The extras package is beyond exhaustive. Two booklets collect several essays on the film and the complete storyboards. There are three commentaries, all featuring John McNaughton. I’ve not had time to listen to them yet, but based on his contributions elsewhere, I’m sure they’re all engaging, but I suspect there’s also going to be significant overlap. A collection of deleted scenes and outtakes is interesting. It’s a pity the sound has been lost, but McNaughton’s commentary fills in the gaps. A 2005 documentary, running 50 minutes, is a useful overview and, happily, features all the key people, including Tracy Arnold, who doesn’t seem to have commented on the film that often outside of this feature.
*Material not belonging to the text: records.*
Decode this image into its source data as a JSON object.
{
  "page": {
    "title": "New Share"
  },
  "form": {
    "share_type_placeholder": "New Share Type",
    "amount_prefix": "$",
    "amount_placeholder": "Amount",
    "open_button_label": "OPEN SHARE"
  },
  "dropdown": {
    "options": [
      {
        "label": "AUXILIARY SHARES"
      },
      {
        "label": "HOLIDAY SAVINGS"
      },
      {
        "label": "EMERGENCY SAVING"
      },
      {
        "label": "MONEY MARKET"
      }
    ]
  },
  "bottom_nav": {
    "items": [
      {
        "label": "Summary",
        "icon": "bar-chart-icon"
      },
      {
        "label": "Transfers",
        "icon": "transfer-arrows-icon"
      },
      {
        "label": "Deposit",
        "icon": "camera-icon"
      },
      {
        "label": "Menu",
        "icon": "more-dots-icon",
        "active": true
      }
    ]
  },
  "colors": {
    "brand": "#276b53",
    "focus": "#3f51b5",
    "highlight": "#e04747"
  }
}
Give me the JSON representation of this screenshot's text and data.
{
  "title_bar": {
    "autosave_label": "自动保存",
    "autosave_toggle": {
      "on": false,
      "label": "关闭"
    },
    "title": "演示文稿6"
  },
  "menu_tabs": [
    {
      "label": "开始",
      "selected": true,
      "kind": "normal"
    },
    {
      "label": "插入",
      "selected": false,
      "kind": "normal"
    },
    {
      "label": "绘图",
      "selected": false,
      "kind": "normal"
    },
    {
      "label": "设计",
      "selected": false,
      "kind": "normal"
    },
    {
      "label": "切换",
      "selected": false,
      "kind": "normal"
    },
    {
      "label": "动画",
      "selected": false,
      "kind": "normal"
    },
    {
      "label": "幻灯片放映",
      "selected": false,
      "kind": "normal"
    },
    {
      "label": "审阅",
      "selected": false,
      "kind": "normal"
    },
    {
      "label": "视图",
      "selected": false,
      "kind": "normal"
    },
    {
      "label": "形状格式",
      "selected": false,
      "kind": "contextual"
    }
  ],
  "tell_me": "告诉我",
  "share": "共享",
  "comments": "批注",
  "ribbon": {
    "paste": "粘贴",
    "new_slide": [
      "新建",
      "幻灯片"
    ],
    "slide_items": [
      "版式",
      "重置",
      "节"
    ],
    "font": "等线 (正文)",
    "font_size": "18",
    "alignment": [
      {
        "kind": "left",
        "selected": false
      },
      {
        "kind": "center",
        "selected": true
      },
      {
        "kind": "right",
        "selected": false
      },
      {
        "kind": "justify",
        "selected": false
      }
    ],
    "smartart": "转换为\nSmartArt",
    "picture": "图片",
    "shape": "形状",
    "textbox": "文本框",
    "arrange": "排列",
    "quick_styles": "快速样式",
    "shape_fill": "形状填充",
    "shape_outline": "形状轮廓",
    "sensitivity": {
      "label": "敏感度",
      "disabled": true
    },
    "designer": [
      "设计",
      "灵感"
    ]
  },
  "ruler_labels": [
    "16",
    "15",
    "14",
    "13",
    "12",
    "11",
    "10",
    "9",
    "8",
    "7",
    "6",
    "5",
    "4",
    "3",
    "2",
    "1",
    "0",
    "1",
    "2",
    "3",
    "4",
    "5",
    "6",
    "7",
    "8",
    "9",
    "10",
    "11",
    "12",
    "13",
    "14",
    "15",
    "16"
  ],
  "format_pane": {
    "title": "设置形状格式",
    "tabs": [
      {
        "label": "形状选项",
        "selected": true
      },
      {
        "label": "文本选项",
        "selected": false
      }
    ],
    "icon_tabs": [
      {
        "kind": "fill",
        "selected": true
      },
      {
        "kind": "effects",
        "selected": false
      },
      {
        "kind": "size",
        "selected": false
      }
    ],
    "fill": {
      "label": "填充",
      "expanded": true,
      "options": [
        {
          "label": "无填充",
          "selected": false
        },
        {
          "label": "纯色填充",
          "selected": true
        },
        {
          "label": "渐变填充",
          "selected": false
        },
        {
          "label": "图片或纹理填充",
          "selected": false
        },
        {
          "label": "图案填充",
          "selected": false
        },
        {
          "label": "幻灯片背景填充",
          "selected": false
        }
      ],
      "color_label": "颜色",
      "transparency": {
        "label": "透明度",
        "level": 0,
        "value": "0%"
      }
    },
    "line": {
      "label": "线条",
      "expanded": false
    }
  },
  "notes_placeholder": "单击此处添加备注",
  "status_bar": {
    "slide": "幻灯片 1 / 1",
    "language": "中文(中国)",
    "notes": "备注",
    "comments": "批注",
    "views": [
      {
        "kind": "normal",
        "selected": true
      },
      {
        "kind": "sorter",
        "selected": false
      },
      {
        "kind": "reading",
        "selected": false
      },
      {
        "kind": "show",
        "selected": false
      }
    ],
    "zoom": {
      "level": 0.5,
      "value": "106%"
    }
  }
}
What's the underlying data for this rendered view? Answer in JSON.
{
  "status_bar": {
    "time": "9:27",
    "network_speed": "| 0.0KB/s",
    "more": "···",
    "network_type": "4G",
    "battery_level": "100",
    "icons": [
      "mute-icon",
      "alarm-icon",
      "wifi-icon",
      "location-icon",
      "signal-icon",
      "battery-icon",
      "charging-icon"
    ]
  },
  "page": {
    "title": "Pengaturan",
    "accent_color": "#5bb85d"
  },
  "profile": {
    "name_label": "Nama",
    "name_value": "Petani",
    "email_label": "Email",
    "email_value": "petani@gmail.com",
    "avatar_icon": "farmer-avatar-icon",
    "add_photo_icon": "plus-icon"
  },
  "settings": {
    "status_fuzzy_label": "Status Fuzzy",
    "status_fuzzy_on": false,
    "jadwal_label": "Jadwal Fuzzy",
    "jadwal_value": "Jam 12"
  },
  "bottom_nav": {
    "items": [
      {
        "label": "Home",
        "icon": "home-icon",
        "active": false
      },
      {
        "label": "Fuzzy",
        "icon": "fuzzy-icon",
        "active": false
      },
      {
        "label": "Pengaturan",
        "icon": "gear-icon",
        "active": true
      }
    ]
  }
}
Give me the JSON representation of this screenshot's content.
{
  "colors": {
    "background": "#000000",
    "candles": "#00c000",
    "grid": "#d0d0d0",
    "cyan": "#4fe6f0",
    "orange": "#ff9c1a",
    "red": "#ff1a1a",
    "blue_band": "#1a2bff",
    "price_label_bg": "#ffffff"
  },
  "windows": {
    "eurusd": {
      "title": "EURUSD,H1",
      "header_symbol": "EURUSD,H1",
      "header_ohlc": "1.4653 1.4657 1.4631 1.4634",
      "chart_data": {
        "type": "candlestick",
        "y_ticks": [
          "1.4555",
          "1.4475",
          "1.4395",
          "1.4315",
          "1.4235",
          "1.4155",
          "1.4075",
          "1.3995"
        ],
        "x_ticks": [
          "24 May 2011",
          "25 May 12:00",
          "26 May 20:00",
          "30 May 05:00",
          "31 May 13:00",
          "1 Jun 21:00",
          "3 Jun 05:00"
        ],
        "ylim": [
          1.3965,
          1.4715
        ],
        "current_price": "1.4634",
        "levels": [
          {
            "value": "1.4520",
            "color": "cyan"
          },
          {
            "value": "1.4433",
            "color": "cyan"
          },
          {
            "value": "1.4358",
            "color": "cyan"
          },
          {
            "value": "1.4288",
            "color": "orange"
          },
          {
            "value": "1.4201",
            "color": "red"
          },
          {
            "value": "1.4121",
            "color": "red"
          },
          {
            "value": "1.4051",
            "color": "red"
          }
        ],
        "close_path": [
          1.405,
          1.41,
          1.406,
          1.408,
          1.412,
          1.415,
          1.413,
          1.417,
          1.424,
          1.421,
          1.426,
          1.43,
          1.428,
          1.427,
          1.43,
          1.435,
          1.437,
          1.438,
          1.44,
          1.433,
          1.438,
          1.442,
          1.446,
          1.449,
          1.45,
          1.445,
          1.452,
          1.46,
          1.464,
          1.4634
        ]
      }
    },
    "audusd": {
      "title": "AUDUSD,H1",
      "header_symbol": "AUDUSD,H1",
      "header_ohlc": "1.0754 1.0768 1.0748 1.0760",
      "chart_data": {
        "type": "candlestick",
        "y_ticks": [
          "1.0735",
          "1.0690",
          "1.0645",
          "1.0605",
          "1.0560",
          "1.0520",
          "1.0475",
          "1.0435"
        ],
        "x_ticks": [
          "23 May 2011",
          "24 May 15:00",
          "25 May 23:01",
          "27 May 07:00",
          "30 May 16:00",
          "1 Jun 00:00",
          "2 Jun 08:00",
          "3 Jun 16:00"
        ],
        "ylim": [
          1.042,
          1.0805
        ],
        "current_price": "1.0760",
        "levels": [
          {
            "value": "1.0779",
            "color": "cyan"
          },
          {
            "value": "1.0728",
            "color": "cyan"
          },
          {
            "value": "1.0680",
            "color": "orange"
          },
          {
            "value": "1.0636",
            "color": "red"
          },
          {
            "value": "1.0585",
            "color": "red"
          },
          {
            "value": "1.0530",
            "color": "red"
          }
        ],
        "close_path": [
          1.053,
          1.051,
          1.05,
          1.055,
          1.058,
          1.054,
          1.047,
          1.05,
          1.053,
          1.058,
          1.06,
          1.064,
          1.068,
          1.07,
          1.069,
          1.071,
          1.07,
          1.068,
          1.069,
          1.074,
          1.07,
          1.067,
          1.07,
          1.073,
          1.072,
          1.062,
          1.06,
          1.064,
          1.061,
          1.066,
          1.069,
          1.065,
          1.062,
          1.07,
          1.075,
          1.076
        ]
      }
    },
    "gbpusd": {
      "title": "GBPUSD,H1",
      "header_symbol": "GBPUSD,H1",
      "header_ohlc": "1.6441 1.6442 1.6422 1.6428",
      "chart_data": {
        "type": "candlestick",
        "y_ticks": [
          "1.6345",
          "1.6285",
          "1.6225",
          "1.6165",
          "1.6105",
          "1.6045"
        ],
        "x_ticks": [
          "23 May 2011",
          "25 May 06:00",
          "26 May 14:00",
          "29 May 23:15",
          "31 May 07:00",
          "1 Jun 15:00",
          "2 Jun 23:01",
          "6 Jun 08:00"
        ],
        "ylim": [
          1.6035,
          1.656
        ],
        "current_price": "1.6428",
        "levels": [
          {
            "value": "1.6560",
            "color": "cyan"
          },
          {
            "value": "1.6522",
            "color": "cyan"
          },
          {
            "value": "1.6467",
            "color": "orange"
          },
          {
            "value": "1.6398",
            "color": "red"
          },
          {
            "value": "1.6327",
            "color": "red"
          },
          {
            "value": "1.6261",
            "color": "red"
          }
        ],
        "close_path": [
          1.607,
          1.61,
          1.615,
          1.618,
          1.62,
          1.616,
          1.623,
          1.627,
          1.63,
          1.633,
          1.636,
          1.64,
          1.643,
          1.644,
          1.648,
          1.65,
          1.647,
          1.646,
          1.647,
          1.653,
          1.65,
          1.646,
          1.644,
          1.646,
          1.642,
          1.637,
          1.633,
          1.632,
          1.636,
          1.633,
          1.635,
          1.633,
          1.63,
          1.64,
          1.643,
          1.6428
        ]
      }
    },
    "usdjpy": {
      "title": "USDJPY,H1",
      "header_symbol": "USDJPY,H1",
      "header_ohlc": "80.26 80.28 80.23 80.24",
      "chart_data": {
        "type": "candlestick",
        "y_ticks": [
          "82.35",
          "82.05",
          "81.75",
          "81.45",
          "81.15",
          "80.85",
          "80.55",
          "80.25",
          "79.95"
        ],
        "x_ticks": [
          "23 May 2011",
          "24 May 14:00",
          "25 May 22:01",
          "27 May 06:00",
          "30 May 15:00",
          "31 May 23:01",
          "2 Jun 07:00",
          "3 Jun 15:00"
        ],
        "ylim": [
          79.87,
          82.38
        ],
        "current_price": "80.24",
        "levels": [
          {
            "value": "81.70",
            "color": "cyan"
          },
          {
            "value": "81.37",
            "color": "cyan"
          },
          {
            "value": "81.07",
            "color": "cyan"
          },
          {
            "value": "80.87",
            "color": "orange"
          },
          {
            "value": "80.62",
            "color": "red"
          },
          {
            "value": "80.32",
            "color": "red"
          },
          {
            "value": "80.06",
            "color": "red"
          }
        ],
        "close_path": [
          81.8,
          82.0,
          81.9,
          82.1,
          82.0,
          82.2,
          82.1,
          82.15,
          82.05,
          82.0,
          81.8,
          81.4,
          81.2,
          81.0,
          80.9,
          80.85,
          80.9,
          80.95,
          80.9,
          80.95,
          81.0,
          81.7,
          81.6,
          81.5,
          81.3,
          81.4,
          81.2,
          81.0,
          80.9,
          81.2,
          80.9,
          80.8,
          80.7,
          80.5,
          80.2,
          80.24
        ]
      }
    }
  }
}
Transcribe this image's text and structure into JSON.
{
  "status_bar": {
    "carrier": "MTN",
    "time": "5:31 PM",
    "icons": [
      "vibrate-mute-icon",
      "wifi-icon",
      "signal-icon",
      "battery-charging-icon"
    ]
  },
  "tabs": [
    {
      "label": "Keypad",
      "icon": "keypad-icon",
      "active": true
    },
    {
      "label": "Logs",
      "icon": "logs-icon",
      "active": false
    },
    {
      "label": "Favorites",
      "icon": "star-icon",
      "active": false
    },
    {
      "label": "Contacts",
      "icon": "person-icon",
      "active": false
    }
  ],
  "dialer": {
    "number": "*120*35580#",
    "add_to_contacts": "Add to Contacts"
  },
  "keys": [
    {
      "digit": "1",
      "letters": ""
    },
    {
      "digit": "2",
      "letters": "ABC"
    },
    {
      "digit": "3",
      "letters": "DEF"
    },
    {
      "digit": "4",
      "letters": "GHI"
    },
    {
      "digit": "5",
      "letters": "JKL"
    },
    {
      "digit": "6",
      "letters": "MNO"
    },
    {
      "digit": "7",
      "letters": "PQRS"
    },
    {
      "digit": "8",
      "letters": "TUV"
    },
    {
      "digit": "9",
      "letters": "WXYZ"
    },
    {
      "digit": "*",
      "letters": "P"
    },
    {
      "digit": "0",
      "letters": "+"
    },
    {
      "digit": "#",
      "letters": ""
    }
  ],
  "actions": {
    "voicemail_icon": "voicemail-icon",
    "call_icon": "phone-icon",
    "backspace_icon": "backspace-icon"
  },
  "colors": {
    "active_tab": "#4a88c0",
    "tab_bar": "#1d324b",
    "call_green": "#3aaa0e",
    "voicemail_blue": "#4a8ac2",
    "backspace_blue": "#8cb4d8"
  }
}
Elsewhere are filmmakers appreciations of Henry, a documentary on killers with cameras in cinema, and video essays on the film’s history with both the MPAA and the BBFC. Interview features with McNaughton are provided from around the time of the film’s release in 1990 as well as in retrospect, from 1998 and 2016. Finally among the video extras is an interview with the designer of the film’s startling theatrical poster. It will take you several full days to work through all the content here. Take into account the package: a hard case with new poster art, as well as a double-sided poster and 6 postcards, and this must qualify as one of 2022’s most comprehensive and best releases.